Berkley, $6.99, ISBN 0-425-19092-7
Historical Romance, 2003
Structurally, The Wife Test is written in a way that mirrors the author’s previous book, The Husband Test: we have a road trip for the first half of the book, court stuff in the second half, and enough stupid heroine antics to make me wish someone would swat all these horrible creatures to pancakes with some giant almighty fly-swatter. Seriously, watching Chloe of Guibray and her entourage of near-nuns crashing through the wilderness is like watching a bunch of children running through a Nazi concentration camp thinking it’s a new Girl Guide jamboree gathering site.
The stupidity begins early on, when our heroine Chloe persuades the elderly nun to let her, a know-it-all empty-headed loudmouth, lead the other four women from the Convent of the Brides of Virtue to England. See, the patron of the Convent, the Duke of Avalon, is unable to get his people to raise enough ransom to free him. So he decides to use his four “daughters” (which he really doesn’t have) from the Convent to ransom himself off. Chloe decides to go because she is sure that she will find her real heritage in England. Leading the bunch of brainless hens is our hair-suited hero Hugh of Sennet and his bunch of men. And the old woman who’s supposed to lead these women let Chloe secretly take over. Because she feels that it is the right thing to do. Really.
Firstly, Hugh and the Mother Superior conspire to keep Chloe and the other brainless hens from the real dangers these beautiful women will face out there in the wilderness. So we have our heroines chattering really loudly when they are among men who are, shall we say, less than chivalrous after a long hard journey abroad. Then they are attacked when they stupidly wander off by themselves. Hugh and his men save them, and these idiots repay the men by insisting that they camp right there near the spot they are attacked because the girls are too horrified to go on. These idiots wail at the most inopportune moments, acting like high-maintenance divas, and I love how Chloe especially demands to be allowed to interrogate men Hugh have captured.
The thing is, Chloe knows nothing. She doesn’t even understand why Hugh let his men wear the near-nuns’ clothes and go the other way in some attempt to distract and trap their attackers.
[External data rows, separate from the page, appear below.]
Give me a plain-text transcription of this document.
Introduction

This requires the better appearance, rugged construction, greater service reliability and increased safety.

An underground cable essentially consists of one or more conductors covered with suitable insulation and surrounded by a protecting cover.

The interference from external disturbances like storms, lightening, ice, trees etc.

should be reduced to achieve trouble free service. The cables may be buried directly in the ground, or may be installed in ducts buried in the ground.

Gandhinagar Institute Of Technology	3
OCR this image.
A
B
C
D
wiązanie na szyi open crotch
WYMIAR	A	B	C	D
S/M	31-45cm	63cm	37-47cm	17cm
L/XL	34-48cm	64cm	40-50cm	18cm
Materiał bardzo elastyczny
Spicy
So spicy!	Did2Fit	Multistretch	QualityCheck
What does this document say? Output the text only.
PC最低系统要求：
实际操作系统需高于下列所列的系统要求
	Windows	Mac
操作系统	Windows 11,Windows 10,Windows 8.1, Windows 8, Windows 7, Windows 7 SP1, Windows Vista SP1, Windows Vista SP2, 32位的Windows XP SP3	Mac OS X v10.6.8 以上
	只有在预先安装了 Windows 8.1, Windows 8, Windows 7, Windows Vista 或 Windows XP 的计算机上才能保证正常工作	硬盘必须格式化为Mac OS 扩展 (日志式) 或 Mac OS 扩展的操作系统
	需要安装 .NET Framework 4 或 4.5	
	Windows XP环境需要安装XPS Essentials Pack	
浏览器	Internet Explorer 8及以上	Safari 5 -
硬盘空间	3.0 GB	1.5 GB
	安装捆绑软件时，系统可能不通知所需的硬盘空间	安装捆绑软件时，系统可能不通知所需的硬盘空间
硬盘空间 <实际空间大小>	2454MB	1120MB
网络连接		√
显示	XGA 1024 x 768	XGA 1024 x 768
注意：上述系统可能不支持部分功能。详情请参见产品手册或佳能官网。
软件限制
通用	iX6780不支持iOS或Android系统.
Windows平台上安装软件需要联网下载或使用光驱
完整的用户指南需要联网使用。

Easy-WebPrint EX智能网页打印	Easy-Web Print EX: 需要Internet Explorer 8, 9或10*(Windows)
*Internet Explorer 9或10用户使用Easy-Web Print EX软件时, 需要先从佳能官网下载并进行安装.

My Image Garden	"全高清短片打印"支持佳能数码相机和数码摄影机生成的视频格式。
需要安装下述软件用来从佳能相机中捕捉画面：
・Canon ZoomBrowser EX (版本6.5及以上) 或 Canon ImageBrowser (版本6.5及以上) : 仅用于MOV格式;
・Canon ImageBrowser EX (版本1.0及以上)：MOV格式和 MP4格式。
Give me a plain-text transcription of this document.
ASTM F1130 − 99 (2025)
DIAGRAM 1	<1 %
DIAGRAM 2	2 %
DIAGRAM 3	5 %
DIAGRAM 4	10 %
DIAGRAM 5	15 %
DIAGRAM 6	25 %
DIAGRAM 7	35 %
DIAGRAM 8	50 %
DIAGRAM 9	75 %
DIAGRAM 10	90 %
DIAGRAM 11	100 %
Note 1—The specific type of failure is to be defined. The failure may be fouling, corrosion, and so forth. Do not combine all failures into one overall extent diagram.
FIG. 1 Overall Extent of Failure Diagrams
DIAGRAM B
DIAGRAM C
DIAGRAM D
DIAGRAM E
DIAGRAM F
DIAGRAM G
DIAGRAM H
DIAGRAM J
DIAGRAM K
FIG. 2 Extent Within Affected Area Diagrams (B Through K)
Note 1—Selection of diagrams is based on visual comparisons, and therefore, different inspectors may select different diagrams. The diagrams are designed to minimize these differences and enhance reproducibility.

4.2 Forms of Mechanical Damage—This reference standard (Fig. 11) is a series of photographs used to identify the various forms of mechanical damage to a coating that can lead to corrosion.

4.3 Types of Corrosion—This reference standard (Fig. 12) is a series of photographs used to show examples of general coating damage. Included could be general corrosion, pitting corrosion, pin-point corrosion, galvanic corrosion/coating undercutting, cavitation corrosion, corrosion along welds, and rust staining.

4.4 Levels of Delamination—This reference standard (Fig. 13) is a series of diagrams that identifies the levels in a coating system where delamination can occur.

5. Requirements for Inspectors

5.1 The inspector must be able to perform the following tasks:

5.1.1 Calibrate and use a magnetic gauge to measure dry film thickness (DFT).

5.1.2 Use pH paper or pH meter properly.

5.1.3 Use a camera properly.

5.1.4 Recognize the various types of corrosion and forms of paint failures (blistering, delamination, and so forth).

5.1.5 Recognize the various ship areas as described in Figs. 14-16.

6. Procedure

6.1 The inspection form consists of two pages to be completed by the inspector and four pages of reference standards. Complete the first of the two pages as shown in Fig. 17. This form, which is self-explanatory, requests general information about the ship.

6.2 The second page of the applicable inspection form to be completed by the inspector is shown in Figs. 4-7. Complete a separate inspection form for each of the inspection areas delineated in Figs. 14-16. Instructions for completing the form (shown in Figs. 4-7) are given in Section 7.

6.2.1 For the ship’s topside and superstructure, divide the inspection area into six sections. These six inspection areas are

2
She sneaks off to bathe – alone – when the last thing she should do is to be alone and get naked in the process. There is a chilling scene where the enemies attempt to rape the “nuns” (Hugh’s men dressed up), which drives home the fate that will befall the Idiot Brigade if Hugh isn’t around. So why is the author letting the Idiot Brigade go around acting and mouthing off like that? Does she want me to laugh at how wrong her heroines are?
Once they reach the court of King Edward, Chloe is the first to mouth off to the King, insisting on a Wife Test (read: the men having to court the women). Expected “hammy” antics ensue as the women, suddenly bestowed with at least a little knowledge of what transpires between men and women, start flirting with the men. Then, out of the blue, there is a murder plot to off poor Duke of Avalon, and oh yeah, Chloe finds her Daddy. Whatever. As for the romance, pffft. Hugh is more like some undisciplined hormonal fruitcake whose “love” for Chloe is tantamount to a testicular Chernobyl. As for Chloe, well, who knows what she is thinking. I don’t even want to try to understand.
Toxically drunk on stupidity passed off as entertainment and comedy, The Wife Test is more akin to a sensory massacre than a humorous medieval romance. I’ve read better. Way better.